La loi relative à la consommation a mis fin à l’interdiction du démarchage pour les avocats. Les conditions dans lesquelles la sollicitation personnalisée doit être réalisée auprès des prospects viennent d’être fixées par décret, et s’appliquent depuis le 30 octobre 2014.

L’avocat peut ainsi recourir à la publicité et, désormais, à la sollicitation personnalisée sous réserve, d’une part, qu’elles procurent une information sincère sur la nature des prestations de services proposées et, d’autre part, qu’elles respectent les principes essentiels de la profession.

À savoir : ces opérations ne doivent pas contenir d’éléments comparatifs ou dénigrants à l’égard de confrères et d’autres services juridiques.

La sollicitation personnalisée doit prendre la forme soit d’un envoi postal, soit d’un courrier électronique adressé au destinataire de l’offre de service. L’utilisation de message textuel envoyé sur un terminal téléphonique mobile (SMS) étant, en revanche, interdite.

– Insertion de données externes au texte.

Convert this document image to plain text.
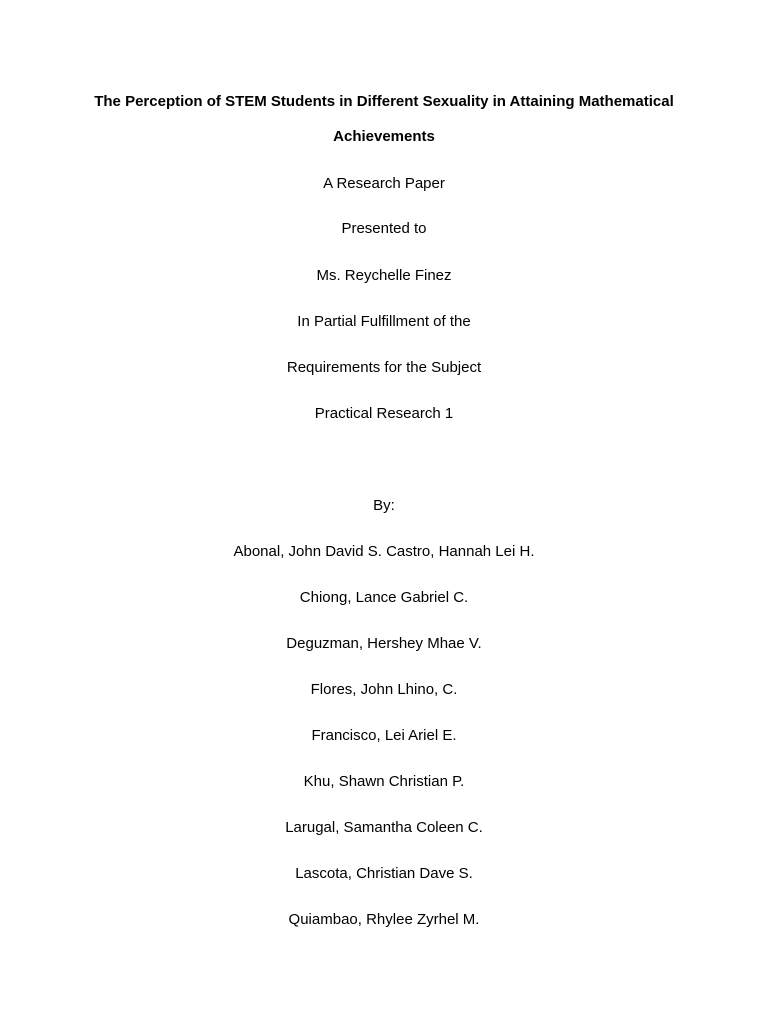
The Perception of STEM Students in Different Sexuality in Attaining Mathematical
Achievements
A Research Paper
Presented to
Ms. Reychelle Finez
In Partial Fulfillment of the
Requirements for the Subject
Practical Research 1
By:
Abonal, John David S. Castro, Hannah Lei H.
Chiong, Lance Gabriel C.
Deguzman, Hershey Mhae V.
Flores, John Lhino, C.
Francisco, Lei Ariel E.
Khu, Shawn Christian P.
Larugal, Samantha Coleen C.
Lascota, Christian Dave S.
Quiambao, Rhylee Zyrhel M.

La sollicitation personnalisée doit par ailleurs indiquer les modalités de fixation du prix de la prestation, laquelle doit faire l’objet d’une convention d’honoraires.

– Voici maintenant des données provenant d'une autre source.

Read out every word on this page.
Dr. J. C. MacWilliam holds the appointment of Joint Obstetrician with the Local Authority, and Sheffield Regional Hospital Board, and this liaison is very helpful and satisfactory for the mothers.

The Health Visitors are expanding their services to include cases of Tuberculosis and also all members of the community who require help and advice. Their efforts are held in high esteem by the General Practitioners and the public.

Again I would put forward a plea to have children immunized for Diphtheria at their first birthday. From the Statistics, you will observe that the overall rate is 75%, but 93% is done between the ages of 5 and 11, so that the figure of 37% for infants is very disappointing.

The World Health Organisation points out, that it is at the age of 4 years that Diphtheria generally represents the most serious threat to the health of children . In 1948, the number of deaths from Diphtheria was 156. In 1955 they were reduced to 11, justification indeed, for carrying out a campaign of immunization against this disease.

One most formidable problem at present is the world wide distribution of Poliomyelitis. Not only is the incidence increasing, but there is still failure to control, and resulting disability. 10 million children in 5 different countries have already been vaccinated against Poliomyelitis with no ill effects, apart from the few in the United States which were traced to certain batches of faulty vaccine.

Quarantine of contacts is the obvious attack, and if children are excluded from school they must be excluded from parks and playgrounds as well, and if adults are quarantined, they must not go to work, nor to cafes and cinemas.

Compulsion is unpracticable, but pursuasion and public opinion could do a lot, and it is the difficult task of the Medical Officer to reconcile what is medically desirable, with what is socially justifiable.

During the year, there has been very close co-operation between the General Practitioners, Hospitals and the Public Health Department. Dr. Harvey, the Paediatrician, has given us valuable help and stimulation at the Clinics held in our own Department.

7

À noter : le règlement intérieur de la profession d’avocat, récemment modifié, précise que la sollicitation personnalisée ne peut pas prendre la forme d’une démarche physique ou téléphonique et qu’il est interdit à l’avocat de recourir aux services d’un tiers afin de contourner ces interdictions.

Quant à la publicité, certains supports sont expressément proscrits, à savoir les tracts, les affiches, les films cinématographiques, les émissions radiophoniques ou télévisées.